WILBERT RIDEAU AND THE DAYTON LITERARY PEACE PRIZE

           Wilbert Rideau has always loved journalism awards and literary prizes. He got addicted to them in 1977 when The Angolite under his editorship was nominated as a “finalist” in the National Magazine Awards. Rideau was enthralled by the individual recognition the nomination brought to him. It became cancerous. He entered the prison magazine in every awards competition he could find, and the magazine, and its editors, were the recipients of some of the most prestigious journalism awards in the nation. Prison officials also got hooked on the journalism awards game because it allowed them go to New York and other places to pick up the awards for the editors. The need for journalism awards became so compelling that the magazine’s journalism suffered. Rideau ultimately parlayed the journalism awards into the distinction of being called “the nation’s most rehabilitated prisoner in America.”

            Rideau was released from the Louisiana prison system in 2005. It took him more than five years and two grants from the Soros Foundation–$75,000 for himself and $75,000 for his wife, Linda—before Random House in May 2010 released what many believed would be the another Dostoyevsky’s “Crime and Punishment.” So many were disappointed, even The New York Times, a longtime Rideau supporter, couldn’t conceal its disappointment comparing Rideau’s memoir, In The Place of Justice, to a slow-moving weather system.

            But apparently the awards committee for the 2011 Dayton Literary Peace Prize felt that this slow-moving weather system deserved some literary recognition. Rideau captured first-place in the “non-fiction” category along with another $10,000 package of financial aid. A Google search does not reveal any other “significant” awards given to the memoir. The Dayton Peace Prize was established in 1999 to recognize individuals who had contributed to societies “torn apart by war.” And guess what? George Soros was one of the early recipients of the “peace prize” in 2002. Rideau with Soros, Soros with Rideau. Helluva combination.

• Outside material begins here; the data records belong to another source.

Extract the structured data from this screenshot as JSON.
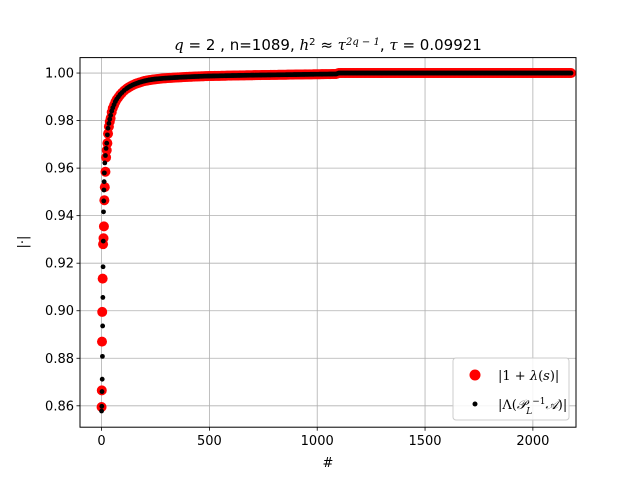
{
  "chart_data": {
    "type": "scatter",
    "title": "q = 2 , n=1089, h² ≈ τ^(2q−1), τ = 0.09921",
    "xlabel": "#",
    "ylabel": "|·|",
    "xlim": [
      -100,
      2200
    ],
    "ylim": [
      0.851,
      1.0065
    ],
    "x_ticks": [
      0,
      500,
      1000,
      1500,
      2000
    ],
    "y_ticks": [
      0.86,
      0.88,
      0.9,
      0.92,
      0.94,
      0.96,
      0.98,
      1.0
    ],
    "x_tick_labels": [
      "0",
      "500",
      "1000",
      "1500",
      "2000"
    ],
    "y_tick_labels": [
      "0.86",
      "0.88",
      "0.90",
      "0.92",
      "0.94",
      "0.96",
      "0.98",
      "1.00"
    ],
    "grid": true,
    "legend_position": "bottom-right",
    "series": [
      {
        "name": "|1 + λ(s)|",
        "color": "#ff0000",
        "marker": "large-circle",
        "x": [
          0,
          1,
          2,
          3,
          5,
          7,
          9,
          11,
          13,
          15,
          18,
          21,
          24,
          27,
          30,
          34,
          38,
          42,
          47,
          52,
          58,
          64,
          70,
          78,
          86,
          95,
          105,
          116,
          128,
          142,
          158,
          176,
          196,
          220,
          250,
          290,
          340,
          400,
          480,
          580,
          700,
          850,
          1000,
          1088,
          1100,
          1200,
          1400,
          1600,
          1800,
          2000,
          2100,
          2177
        ],
        "y": [
          0.8595,
          0.8665,
          0.887,
          0.8995,
          0.9135,
          0.928,
          0.9305,
          0.9355,
          0.9465,
          0.952,
          0.9585,
          0.9645,
          0.9675,
          0.9705,
          0.9745,
          0.9775,
          0.9795,
          0.981,
          0.9835,
          0.9852,
          0.9865,
          0.9878,
          0.9888,
          0.9898,
          0.9908,
          0.9917,
          0.9926,
          0.9934,
          0.9941,
          0.9948,
          0.9955,
          0.996,
          0.9966,
          0.997,
          0.9974,
          0.9978,
          0.9981,
          0.9984,
          0.9987,
          0.9989,
          0.9991,
          0.9993,
          0.9995,
          0.9996,
          1.0,
          1.0,
          1.0,
          1.0,
          1.0,
          1.0,
          1.0,
          1.0
        ]
      },
      {
        "name": "|Λ(P_L⁻¹ A)|",
        "color": "#000000",
        "marker": "small-dot",
        "x": [
          0,
          1,
          2,
          3,
          4,
          5,
          6,
          7,
          8,
          9,
          10,
          11,
          12,
          13,
          15,
          18,
          21,
          24,
          27,
          30,
          34,
          38,
          42,
          47,
          52,
          58,
          64,
          70,
          78,
          86,
          95,
          105,
          116,
          128,
          142,
          158,
          176,
          196,
          220,
          250,
          290,
          340,
          400,
          480,
          580,
          700,
          850,
          1000,
          1088,
          1100,
          1200,
          1400,
          1600,
          1800,
          2000,
          2100,
          2177
        ],
        "y": [
          0.8578,
          0.8598,
          0.866,
          0.8712,
          0.8808,
          0.8936,
          0.9056,
          0.9185,
          0.9293,
          0.9416,
          0.9462,
          0.9508,
          0.9543,
          0.958,
          0.9622,
          0.9653,
          0.9683,
          0.9705,
          0.974,
          0.9768,
          0.9788,
          0.9806,
          0.9822,
          0.984,
          0.9854,
          0.9867,
          0.988,
          0.989,
          0.99,
          0.991,
          0.9918,
          0.9927,
          0.9935,
          0.9942,
          0.9949,
          0.9955,
          0.9961,
          0.9966,
          0.9971,
          0.9975,
          0.9978,
          0.9981,
          0.9984,
          0.9987,
          0.9989,
          0.9991,
          0.9993,
          0.9995,
          0.9996,
          1.0,
          1.0,
          1.0,
          1.0,
          1.0,
          1.0,
          1.0,
          1.0
        ]
      }
    ]
  }
}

            The Dayton Peace Prize morphed into the Dayton Literary Peace Prize which is “dedicated to celebrating the power of the written word in forging peace.”

            Do what? Must have read that wrong on the DLPP website. Nope. That’s what it says—“celebrating the power of the written word in forging peace.” If the DLPP’s awards committee can show me one “written word” in Rideau’s memoir that forges “peace,” I will kiss their behind in Times Square and give them six hours to draw a crowd. There is only one celebration in Rideau’s memoir—Wilbert Rideau and all his fabricated exploits.

            But I suspect the core in this “rotten apple” lies in the contributions the DLPP has received from the Soros Foundation—and if that is the case, that would make the DLPP and Rideau “kissing cousins.”       

            If that’s not the core of the apple, then it lies in Rideau’s ability to fill out awards competition forms—something he has plenty of experience at doing. Only Rideau could stretch a “prison memoir” by a convicted murderer into a celebration of “the power of the written word in forging peace.” Well, not the only one: the DLPP saw some “peace” somewhere in it.

            Come to think of it, perhaps the Soros Foundation could underwrite a “peace keeping” mission led by Rideau to Afghanistan. He certainly has the qualifications—he can lie with the best of them.

            Guess the former convict editor will give another “speech” when he formally accepts the award and the charity that goes with it. Can’t wait!